Hosoda Aiko, Arata Naoko, Umehara Nagayoshi, Sato Shiori, Sankoda Akiko, Iimura Yuko, Mito Asako, Nagata Chie, Wada Seiji, Kawaguchi Haruna, Waguri Masako, Mitsuda Nobuaki, Shimano Hitoshi
Department of Endocrinology and Metabolism, Institute of Medicine, University of Tsukuba, Ibaraki 305-8575, Japan.
Center for Maternal-Fetal, Neonatal and Reproductive Medicine, National Center for Child Health and Development, Tokyo 157-8535, Japan.
Endocr J. 2025 Jul 1;72(7):819-829. doi: 10.1507/endocrj.EJ24-0434. Epub 2025 May 17.
Pregnant women with Graves' disease (GD) who have undergone thyroidectomy or radioactive iodine therapy can have high levels of thyroid-stimulating hormone (TSH) receptor antibodies, which are transferred to the fetus via the placenta, posing a risk for fetal GD. This retrospective observational study, conducted at two high-level perinatal medical centers in Tokyo and Osaka, Japan, aimed to identify predictors of fetal GD in pregnant women with GD who had undergone thyroidectomy or radioactive iodine therapy. In total, 65 women were included, and 79 singleton pregnancies and fetuses were analyzed. Fetal GD occurred in 17.7% of the 79 fetuses. Women in the fetal GD group had higher levels of TSH receptor antibodies and a higher prevalence of ophthalmopathies than did women in the non-fetal GD group.
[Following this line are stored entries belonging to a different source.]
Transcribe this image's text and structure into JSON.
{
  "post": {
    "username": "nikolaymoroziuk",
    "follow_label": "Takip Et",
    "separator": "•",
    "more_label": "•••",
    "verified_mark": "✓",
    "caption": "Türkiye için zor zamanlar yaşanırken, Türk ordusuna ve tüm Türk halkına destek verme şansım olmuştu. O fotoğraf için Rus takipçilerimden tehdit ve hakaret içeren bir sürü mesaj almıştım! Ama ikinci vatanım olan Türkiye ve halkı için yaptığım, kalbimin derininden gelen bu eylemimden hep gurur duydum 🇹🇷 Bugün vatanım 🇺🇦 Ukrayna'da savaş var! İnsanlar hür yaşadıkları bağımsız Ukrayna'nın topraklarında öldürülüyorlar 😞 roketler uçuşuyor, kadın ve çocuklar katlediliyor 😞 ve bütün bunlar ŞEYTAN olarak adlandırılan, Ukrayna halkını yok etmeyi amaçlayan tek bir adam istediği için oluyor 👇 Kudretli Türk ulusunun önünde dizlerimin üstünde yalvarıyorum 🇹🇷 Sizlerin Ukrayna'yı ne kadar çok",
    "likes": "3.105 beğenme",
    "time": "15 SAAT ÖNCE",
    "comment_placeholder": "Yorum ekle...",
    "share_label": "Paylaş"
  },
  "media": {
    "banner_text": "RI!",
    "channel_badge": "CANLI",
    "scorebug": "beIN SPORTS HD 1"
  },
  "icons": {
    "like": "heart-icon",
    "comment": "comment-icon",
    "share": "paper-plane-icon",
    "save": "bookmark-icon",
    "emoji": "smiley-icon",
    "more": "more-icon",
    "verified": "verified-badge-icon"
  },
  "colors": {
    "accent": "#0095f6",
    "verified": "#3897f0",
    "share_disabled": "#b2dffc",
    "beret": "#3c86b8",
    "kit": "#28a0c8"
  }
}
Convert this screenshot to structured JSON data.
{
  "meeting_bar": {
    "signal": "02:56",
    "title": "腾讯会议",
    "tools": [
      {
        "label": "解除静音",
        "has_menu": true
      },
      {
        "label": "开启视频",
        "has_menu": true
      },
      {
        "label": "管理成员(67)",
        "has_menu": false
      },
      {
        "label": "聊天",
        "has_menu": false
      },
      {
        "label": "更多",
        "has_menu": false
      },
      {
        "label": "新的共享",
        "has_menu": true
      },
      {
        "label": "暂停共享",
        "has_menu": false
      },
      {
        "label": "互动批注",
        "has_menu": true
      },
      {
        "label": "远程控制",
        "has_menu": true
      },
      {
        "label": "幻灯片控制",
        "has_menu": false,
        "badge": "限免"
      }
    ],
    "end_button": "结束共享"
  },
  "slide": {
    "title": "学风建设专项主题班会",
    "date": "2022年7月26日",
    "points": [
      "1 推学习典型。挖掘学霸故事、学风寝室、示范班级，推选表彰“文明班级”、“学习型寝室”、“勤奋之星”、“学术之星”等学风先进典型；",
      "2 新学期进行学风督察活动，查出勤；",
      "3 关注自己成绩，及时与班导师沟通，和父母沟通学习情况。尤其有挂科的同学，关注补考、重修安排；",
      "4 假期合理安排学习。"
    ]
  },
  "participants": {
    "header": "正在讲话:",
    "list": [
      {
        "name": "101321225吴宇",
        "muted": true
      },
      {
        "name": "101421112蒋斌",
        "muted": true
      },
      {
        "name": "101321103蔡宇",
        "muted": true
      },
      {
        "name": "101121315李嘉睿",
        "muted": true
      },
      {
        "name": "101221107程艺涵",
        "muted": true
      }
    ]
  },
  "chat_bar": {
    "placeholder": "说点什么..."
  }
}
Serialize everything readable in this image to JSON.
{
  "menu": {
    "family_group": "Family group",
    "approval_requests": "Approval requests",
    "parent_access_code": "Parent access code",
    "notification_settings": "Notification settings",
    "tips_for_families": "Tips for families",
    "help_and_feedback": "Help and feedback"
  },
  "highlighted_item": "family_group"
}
The receiver operating characteristic curve cutoff values of maternal TSH-binding inhibitory immunoglobulin (hereafter referred to as TRAb [TSH receptor antibody from a narrow perspective]) and thyroid-stimulating antibody (TSAb) levels predictive of fetal GD development were as follows: TRAb, 12.8 and 10.2 IU/L at 10 and 20 gestational weeks (GW), respectively; TSAb, 975.4% and 1,259.0% at 10 and 20 GW, respectively. Ophthalmopathy was a predictor of fetal GD; nonetheless, combining the ophthalmopathy and TRAb cutoff values did not improve predictive accuracy. A cutoff value of TRAb ≥10.2 IU/L at 20 GW (highest diagnostic accuracy found) could be a predictor of fetal GD risk for pregnant women with GD who undergo thyroidectomy or radioactive iodine therapy; thus, appropriate fetal monitoring should begin at around 20 GW.
接受过甲状腺切除术或放射性碘治疗的Graves病(GD)孕妇,其促甲状腺激素(TSH)受体抗体水平可能较高,这些抗体会通过胎盘传递给胎儿,从而使胎儿有患GD的风险。这项回顾性观察研究在日本东京和大阪的两家高水平围产期医疗中心进行,旨在确定接受过甲状腺切除术或放射性碘治疗的GD孕妇发生胎儿GD的预测因素。总共纳入了65名女性,对79例单胎妊娠和胎儿进行了分析。79例胎儿中有17.7%发生了胎儿GD。胎儿GD组的女性TSH受体抗体水平较高,眼病患病率也高于非胎儿GD组。预测胎儿GD发生的母体TSH结合抑制性免疫球蛋白(以下简称为TRAb[狭义的TSH受体抗体])和促甲状腺素刺激抗体(TSAb)水平的受试者工作特征曲线临界值如下:TRAb在妊娠10周和20周时分别为12.8和10.2 IU/L;TSAb在妊娠10周和20周时分别为975.4%和1259.0%。眼病是胎儿GD的一个预测因素;尽管如此,将眼病和TRAb临界值结合起来并没有提高预测准确性。妊娠20周时TRAb≥10.2 IU/L的临界值(发现诊断准确性最高)可能是接受过甲状腺切除术或放射性碘治疗的GD孕妇发生胎儿GD风险的一个预测因素;因此,应在妊娠20周左右开始进行适当的胎儿监测。